A correct calibration of the sensor components inside the MTi is essential for an accurate output. The quality and importance of the calibration are of the highest priority and so each Xsens MTi is calibrated and tested by subjecting each product to a wide range of motions and temperatures.
The individual calibration parameters are used to convert the sensor component readout (digitized voltages) to physical quantities as accurately as possible, compensating for a wide range of deterministic errors. Additionally, the calibration values are used in Xsens sensor fusion algorithms, as discussed below.
The orientation of the VRU/AHT and AHRS is computed by Xsens Kalman Filter. XKF3™ is a proven sensor fusion algorithm, which can be found in various products from Xsens and partner products. The industrial applications version is XKF3i: it uses signals of the rate gyroscopes, accelerometers and magnetometers to compute a statistical optimal 3D orientation estimate of high accuracy with no drift for both static and dynamic movements.

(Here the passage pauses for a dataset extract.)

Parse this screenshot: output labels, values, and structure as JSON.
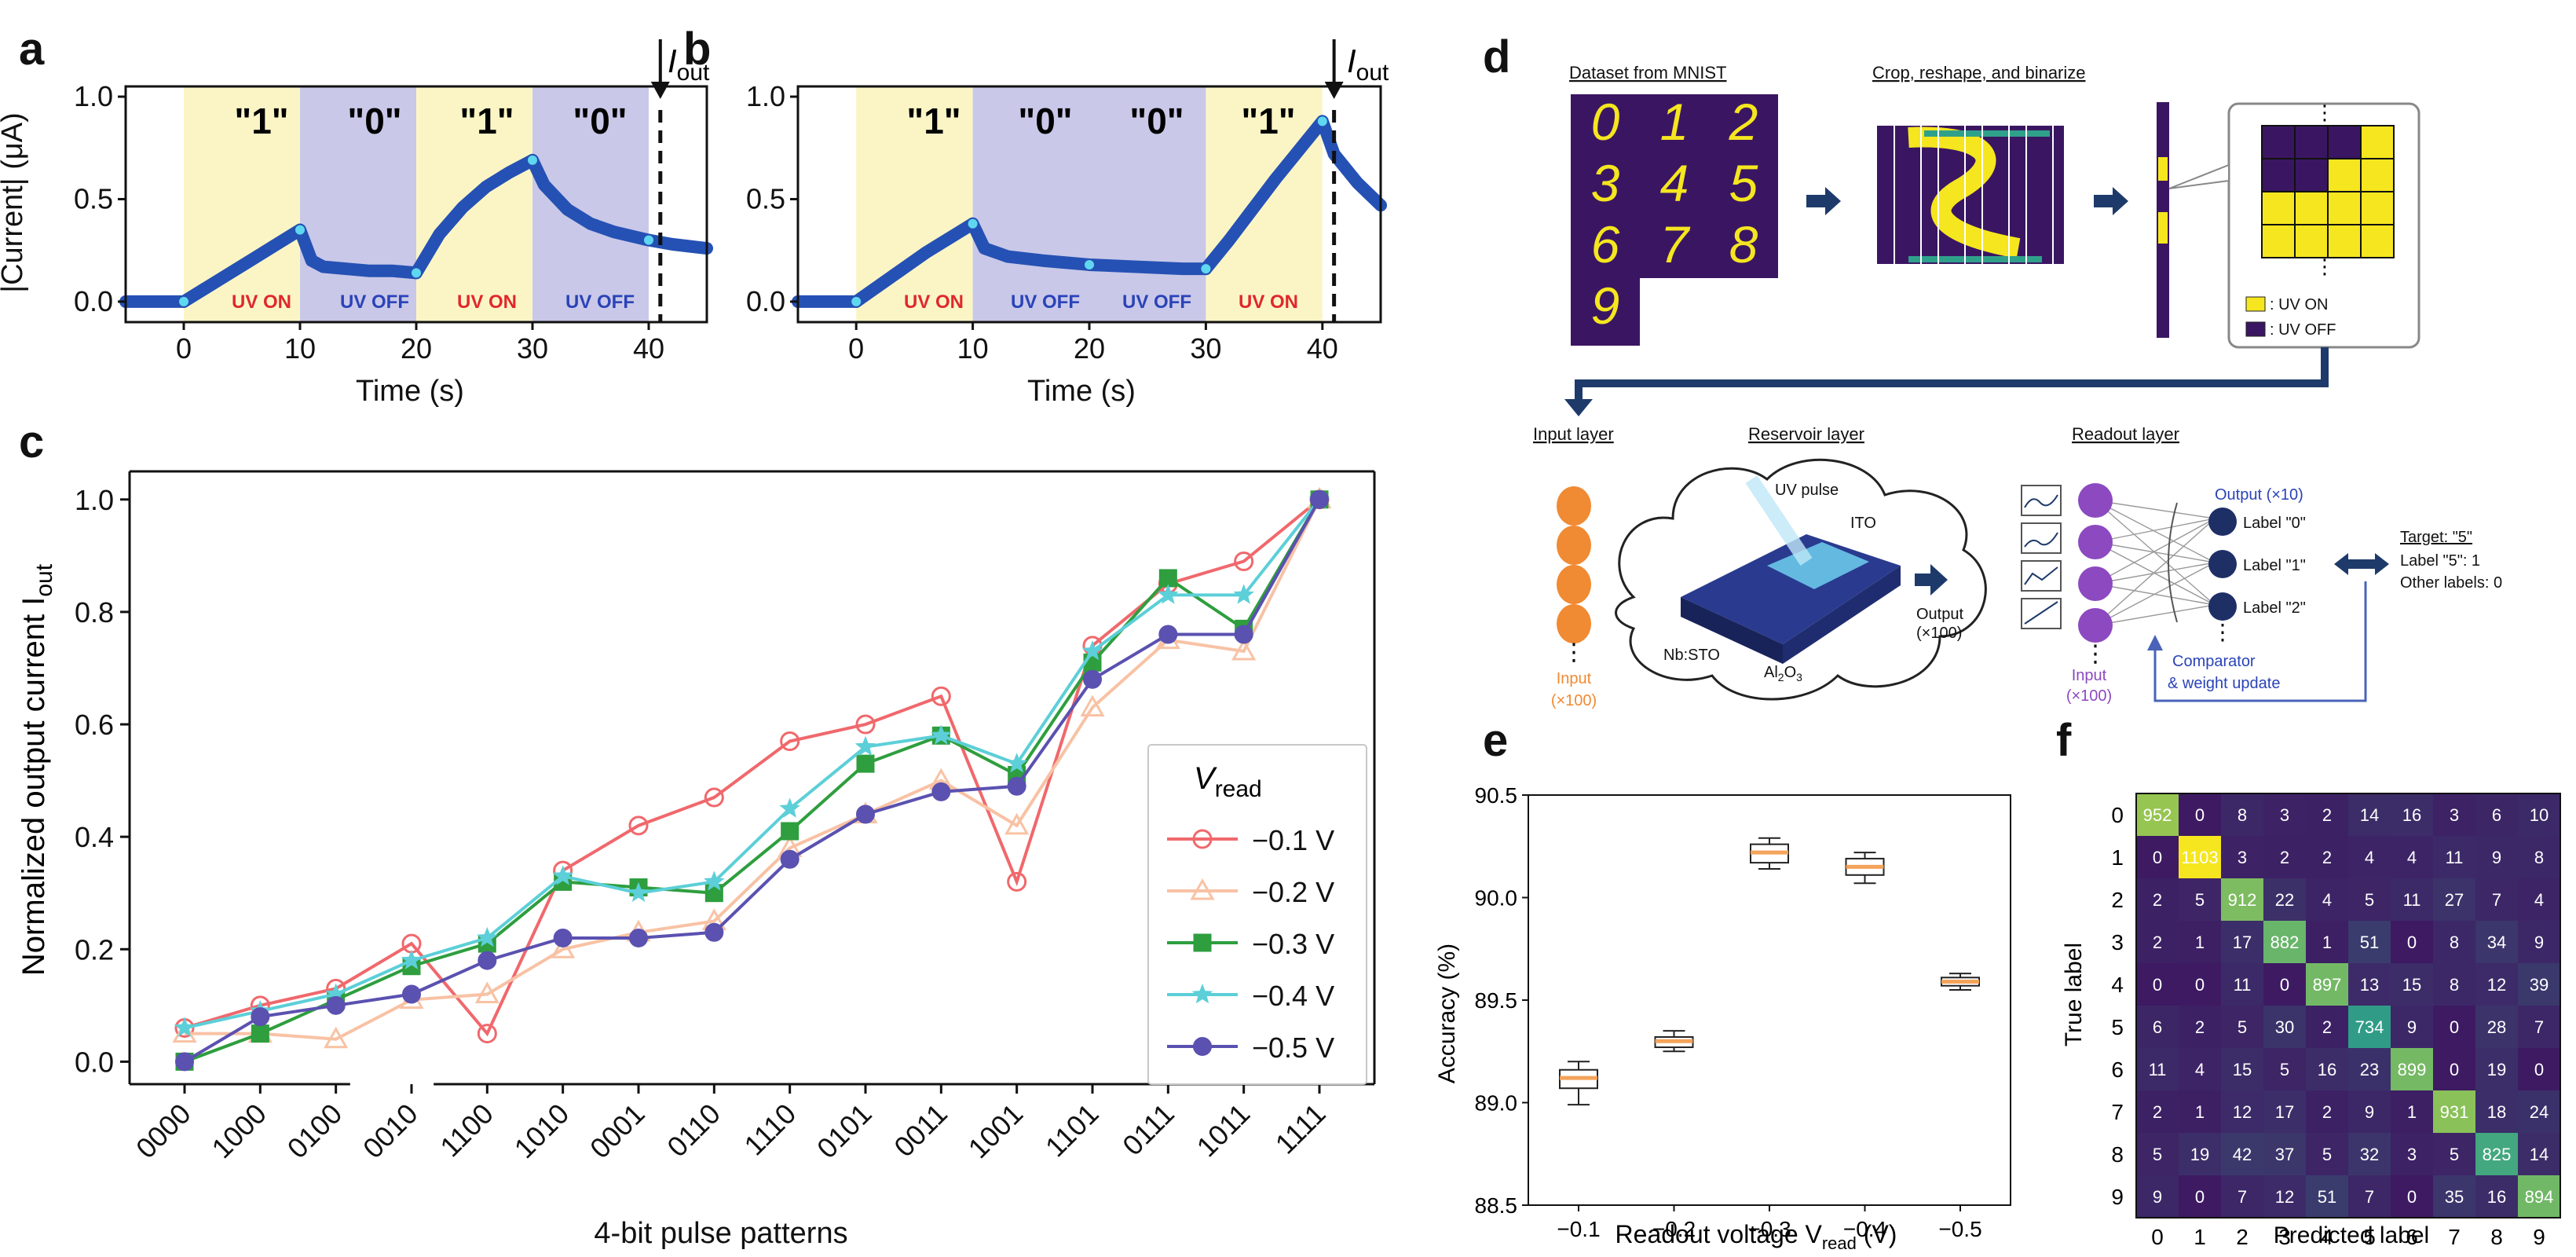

The design of the XKF3i algorithm can be summarized as a sensor fusion algorithm where the measurement of gravity (by the 3D accelerometers) and Earth magnetic north (by the 3D magnetometers) compensate for otherwise slow, but unlimited, increasing (drift) errors from the integration of rate of turn data (angular velocity from the rate gyros). This type of drift compensation is often called attitude and heading referencing and such a system is referred to as an Attitude and Heading Reference System (AHRS).

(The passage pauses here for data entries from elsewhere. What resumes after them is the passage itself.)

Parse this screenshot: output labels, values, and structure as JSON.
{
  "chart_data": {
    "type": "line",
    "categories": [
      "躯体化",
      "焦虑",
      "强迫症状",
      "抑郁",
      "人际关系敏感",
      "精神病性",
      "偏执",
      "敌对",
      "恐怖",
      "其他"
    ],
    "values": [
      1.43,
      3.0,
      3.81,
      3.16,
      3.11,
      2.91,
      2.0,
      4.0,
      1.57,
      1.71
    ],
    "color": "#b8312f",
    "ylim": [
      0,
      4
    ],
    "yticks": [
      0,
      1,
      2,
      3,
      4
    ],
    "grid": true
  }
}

XKF3i stabilizes the inclination (i.e. roll and pitch combined) using the accelerometer signals. An accelerometer measures gravitational acceleration plus acceleration due to the movement of the object with respect to its surroundings.
XKF3i uses the assumption that, on average, the acceleration due to the movement is zero. Using this assumption, the direction of the gravity can be observed and used to stabilize the attitude. The orientation of the MTi in the gravity field is accounted for so that centripetal accelerations or asymmetrical movements cannot cause a degraded orientation estimate performance. The key here is the amount of time over which the acceleration must be averaged for the assumption to hold. During this time, the rate gyroscopes must be able to track the orientation to a high degree of accuracy. In practice, this limits the amount of time over which the assumption holds true.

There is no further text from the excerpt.